ANGRY bosses at a Pendle dairy which was forced to close by an EU ruling have vowed to continue their battle through the courts.

Bowland Dairy, Barrowford, shut yesterday with the loss of 23 jobs and £150,000 of unsaleable cheese left in its stores.

The Pasture Lane factory was told by the EU that its curds contained antibiotic traces which could not be sold on the Continent, forcing the firm into bankruptcy.

The case could have massive repercussions for the cheese industry throughout Europe as UK inspectors had always given Bowland's products the go-ahead.

John Wright, a director of the company which had invested £1.1 million in equipment since it opened eight years ago, said: "The commission has acted unilaterally and we have been a whipping boy in the argument between it and the British Food Standards Agency.

"The commission has never tested one kilo of the products we have made so who are they to tell us that our products are not fit for purpose?

"They have picked the wrong people to pick on - the factory is lost but we will fight to be proved right."

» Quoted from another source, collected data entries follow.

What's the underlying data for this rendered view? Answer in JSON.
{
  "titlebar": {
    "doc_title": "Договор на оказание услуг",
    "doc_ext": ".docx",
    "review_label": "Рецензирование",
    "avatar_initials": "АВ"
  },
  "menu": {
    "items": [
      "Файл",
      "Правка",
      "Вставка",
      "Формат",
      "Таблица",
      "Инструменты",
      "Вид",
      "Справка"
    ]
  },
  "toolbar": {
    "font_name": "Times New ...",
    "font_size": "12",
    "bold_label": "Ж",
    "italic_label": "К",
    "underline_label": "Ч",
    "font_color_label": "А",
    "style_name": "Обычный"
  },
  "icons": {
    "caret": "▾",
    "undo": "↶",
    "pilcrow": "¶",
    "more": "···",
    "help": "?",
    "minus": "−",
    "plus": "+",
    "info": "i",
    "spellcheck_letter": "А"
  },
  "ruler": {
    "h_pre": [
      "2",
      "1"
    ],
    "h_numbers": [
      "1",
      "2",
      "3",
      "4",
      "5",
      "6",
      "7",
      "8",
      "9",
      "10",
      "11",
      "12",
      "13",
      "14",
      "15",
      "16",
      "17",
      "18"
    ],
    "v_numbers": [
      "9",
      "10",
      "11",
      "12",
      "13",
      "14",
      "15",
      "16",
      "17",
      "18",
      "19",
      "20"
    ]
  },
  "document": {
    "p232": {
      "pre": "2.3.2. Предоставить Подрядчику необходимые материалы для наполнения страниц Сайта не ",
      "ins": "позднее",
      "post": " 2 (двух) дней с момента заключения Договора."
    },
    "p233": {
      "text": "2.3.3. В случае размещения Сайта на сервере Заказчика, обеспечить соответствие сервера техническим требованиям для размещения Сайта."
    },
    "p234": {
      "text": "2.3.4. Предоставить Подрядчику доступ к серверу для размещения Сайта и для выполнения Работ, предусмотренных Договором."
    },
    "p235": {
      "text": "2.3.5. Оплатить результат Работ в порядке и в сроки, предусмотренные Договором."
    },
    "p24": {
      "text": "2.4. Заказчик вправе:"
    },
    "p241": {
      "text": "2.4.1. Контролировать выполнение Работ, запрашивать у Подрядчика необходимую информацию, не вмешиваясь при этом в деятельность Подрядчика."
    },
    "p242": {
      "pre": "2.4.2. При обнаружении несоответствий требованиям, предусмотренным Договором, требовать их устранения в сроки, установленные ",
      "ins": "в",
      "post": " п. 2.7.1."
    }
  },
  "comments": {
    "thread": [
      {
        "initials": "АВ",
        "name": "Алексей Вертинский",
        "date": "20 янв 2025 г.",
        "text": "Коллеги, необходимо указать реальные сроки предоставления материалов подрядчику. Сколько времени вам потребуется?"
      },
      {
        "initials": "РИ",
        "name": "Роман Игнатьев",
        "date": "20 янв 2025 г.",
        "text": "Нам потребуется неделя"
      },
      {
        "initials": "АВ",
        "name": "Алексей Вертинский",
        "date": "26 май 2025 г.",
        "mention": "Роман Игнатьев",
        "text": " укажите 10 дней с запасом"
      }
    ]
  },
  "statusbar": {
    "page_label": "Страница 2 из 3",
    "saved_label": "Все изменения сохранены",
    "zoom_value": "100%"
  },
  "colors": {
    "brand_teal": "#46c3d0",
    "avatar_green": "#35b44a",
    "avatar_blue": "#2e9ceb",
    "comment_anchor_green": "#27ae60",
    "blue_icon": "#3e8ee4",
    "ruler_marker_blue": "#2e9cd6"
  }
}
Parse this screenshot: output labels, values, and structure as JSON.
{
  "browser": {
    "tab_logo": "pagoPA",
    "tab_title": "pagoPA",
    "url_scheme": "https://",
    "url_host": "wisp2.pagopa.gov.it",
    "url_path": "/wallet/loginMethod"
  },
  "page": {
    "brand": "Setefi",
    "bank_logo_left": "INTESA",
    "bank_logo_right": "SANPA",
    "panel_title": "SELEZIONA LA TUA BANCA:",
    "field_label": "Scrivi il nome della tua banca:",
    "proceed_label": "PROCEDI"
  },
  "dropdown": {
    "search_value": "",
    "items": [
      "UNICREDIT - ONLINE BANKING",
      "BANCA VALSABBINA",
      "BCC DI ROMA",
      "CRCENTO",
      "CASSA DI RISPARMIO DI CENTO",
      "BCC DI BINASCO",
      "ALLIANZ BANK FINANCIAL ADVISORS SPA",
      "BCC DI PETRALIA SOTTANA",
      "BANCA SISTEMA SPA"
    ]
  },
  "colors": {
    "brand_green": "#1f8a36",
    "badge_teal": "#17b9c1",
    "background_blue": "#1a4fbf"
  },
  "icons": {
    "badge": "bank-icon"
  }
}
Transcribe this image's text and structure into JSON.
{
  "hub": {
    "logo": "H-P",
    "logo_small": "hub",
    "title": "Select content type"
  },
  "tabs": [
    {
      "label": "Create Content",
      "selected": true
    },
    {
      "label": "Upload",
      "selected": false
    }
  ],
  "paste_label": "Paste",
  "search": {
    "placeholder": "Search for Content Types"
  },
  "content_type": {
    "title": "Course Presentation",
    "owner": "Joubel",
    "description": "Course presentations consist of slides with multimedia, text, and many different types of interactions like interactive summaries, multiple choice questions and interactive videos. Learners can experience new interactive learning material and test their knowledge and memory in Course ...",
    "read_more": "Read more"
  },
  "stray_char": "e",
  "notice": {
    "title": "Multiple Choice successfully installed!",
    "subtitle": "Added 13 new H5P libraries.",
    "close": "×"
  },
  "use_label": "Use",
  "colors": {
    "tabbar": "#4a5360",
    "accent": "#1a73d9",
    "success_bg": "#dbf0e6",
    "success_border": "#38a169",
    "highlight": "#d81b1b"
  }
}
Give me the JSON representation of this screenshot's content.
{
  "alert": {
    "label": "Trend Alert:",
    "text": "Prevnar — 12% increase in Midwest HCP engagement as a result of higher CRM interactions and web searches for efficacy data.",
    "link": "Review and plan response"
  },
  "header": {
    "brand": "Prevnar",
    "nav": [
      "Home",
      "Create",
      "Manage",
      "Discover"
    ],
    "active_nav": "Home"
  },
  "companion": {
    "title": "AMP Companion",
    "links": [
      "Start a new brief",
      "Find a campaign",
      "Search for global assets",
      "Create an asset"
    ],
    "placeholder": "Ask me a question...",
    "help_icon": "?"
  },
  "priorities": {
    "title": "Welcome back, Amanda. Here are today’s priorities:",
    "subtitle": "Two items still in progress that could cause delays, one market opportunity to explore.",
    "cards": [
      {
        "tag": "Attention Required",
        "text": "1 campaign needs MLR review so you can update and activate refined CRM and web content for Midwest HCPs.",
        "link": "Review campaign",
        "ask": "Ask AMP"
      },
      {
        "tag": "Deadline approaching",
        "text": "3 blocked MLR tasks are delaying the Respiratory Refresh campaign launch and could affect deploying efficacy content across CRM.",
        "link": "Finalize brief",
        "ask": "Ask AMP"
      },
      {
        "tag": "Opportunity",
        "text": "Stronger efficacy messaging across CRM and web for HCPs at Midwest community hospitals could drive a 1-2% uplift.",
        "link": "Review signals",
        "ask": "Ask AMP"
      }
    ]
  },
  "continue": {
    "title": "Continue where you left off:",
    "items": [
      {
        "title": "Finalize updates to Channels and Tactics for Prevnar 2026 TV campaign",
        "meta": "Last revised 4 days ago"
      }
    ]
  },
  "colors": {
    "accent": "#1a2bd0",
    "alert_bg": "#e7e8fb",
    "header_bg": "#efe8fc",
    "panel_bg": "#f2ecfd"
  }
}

Tony Price, Bowland's financial manager, said all the employees had been kept informed about the state of the business since the inspection, but that the ruling had still come as "a hell of a shock."

He said: "It was a happy and skilled workforce and it just seems desperately wrong that a town like Barrowford should lose one of its biggest manufacturing businesses.

"There are some families where two or three members worked here and they have all lost their jobs. It really is a tragedy."

One worker, 39-year-old Stuart Coates, whose cousin Andrew also worked at the firm and whose father Peter was a director, said: "There's nothing we can do.

"We will all just have to go out on Monday and get ourselves new jobs."